Processing costs limit potential for managing predator-prey interactions in a commercial fishery.
In Chignik, Alaska, sockeye salmon support a valuable commercial fishery and, as juveniles, are preyed upon by coho salmon, a species not subject to a targeted harvest. Whether exploitation of coho salmon would enhance overall fishery value by releasing sockeye salmon from predation constraints is frequently discussed, but not understood. In this project we used simulation models to examine the ecological and economic conditions necessary for directly targeting coho salmon in a way that would benefit both fishers and seafood processors, two distinct but inter-dependent stakeholders in this ecosystem. Model results indicate fishers are likely to experience increased value regardless of economic constraints, as long as coho salmon predation negatively affects sockeye salmon productivity. However, seafood processors are much more limited in the conditions which produce increased economic value, constrained by greater operation costs required to process harvested coho salmon. The unique economic constraints and opportunities of different stakeholders can present contrasting outlooks on the potential benefits of alternative harvest strategies, even if the alternative strategies are predicted to increase yield. The findings herein demonstrate the importance of considering multiple stakeholders when considering alternative management strategies. Depending on the level of risk stakeholders are willing to accept, an active adaptive management strategy reducing coho salmon escapement to low levels could provide valuable information about ecosystem structure as well as potentially providing the greatest economic benefit to the fishery.
Walsworth et al. 2017. Constrained by markets: processing costs limit potential for managing predator-prey interactions in a commercial fishery. Journal of Applied Ecology. 54: 1946-1956. doi: 10.1111/1365-2664.12900

Centennial-scale fluctuations and regional complexity characterize historical Pacific salmon population dynamics
Large fluctuations in abundance are a hallmark of fish stocks; fish abundance can fluctuate substantially over interannual to centennial time scales. Recent short-term variation in stock abundance can be characterized by fisheries catch records and scientific survey data. But knowing how fish stocks have varied over long time scales can provide an important context for recently observed shifts in abundance, provide insight into the potential effects of climate change, and inform management frameworks. In this study, we describe and analyze time series of nitrogen (N) stable isotopes in sediments from 20 lakes as a proxy for the abundance of anadromous sockeye salmon to quantify how salmon stocks have varied in abundance during the past ~500 y. This analysis provides a comprehensive synthesis of the natural patterns of variability in sockeye salmon abundance prior to the onset of commercial fishing and encompasses a region that currently produces over 70% of global sockeye salmon harvest.
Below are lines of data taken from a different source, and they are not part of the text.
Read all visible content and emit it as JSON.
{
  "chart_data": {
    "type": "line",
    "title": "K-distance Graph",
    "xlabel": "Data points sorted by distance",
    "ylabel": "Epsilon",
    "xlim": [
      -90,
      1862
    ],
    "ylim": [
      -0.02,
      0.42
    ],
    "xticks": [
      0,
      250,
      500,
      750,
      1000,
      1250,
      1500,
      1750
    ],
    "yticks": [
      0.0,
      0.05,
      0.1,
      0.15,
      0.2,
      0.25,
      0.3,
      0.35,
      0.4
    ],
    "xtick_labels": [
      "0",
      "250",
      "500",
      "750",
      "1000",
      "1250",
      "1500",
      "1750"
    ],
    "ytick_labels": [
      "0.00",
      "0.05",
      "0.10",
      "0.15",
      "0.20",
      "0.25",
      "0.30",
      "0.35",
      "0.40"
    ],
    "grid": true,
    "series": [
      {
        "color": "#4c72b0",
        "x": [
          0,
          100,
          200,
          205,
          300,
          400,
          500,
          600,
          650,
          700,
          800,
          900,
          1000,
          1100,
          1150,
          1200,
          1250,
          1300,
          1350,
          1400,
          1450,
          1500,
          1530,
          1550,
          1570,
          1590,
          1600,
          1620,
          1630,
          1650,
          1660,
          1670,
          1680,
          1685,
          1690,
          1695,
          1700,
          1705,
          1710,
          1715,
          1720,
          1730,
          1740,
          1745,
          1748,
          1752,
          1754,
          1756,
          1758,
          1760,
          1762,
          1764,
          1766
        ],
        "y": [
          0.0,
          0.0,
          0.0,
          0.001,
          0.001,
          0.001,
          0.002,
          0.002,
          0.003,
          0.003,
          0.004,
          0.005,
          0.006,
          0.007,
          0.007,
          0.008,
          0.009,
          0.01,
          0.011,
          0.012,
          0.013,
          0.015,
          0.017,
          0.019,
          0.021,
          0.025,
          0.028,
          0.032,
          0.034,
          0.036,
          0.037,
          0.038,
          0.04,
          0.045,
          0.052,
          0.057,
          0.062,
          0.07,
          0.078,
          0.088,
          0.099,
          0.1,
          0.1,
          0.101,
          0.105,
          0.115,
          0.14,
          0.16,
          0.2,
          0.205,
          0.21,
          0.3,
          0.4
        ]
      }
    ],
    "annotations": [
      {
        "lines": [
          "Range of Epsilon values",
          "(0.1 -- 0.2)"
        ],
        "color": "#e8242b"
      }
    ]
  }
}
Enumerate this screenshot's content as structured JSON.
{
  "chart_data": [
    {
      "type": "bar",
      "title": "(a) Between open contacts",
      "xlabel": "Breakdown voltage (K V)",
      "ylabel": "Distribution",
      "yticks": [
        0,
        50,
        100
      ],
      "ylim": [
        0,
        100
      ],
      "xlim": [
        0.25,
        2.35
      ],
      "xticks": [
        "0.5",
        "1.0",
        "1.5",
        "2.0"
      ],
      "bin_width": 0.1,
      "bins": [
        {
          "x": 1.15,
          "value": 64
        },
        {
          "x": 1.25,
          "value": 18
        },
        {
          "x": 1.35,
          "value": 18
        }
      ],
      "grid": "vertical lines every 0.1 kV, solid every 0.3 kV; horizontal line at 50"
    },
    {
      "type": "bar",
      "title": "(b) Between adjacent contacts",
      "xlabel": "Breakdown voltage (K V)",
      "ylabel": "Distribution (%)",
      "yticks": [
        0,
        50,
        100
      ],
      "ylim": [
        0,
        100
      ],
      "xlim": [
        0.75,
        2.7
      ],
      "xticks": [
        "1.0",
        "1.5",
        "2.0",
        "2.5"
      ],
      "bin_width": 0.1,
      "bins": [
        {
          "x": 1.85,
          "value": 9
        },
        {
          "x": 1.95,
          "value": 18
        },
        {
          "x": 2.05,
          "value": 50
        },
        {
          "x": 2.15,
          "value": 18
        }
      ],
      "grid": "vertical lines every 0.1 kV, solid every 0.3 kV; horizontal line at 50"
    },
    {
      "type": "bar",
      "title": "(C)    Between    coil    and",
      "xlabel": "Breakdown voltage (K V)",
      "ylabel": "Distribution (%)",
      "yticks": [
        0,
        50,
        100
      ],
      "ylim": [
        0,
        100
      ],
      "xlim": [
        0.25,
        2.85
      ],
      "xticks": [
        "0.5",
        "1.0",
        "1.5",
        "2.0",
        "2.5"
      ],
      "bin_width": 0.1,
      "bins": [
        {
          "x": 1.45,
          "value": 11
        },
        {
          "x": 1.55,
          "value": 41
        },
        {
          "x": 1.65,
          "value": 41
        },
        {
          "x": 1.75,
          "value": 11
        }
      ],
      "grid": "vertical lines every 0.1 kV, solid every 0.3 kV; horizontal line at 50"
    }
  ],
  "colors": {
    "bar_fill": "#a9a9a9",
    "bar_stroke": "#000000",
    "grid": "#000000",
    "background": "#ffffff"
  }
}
The picture that ultimately emerges from this synthesis is that low frequency fluctuations in abundance are a fundamental component of natural (unexploited) salmon populations and that these fluctuations are not necessarily synchronous across southwestern Alaska. Although some stocks varied on interdecadal time scales (30- to 80-y cycles), centennial-scale variation, undetectable in modern-day catch records and survey data, has dominated salmon population dynamics over the past 500 years. Before 1900, variation in abundance was clearly not synchronous among stocks, and the only temporal signal common to lake sediment records from this region was the onset of commercial fishing in the late 1800s. Thus, historical changes in climate did not synchronize stock dynamics over centennial time scales, emphasizing that ecosystem complexity can produce a diversity of ecological responses to regional climate forcing. The current study places the interdecadal variation observed in fishery catches from the past century within a deeper temporal context and suggests that salmon stocks may remain in persistent high- or low-productivity regimes for not just decades, but for centuries. Our results also suggest that management models that assume time-invariant productivity or carrying capacity parameters may be poor representations of the biological reality in these systems.
Rogers et al. 2013. Centennial-scale fluctuations and regional complexity characterize Pacific salmon populations dynamics over the last five centuries. Proceedings of the National Academy of Sciences. DOI: 10.1073/pnas.1212858110.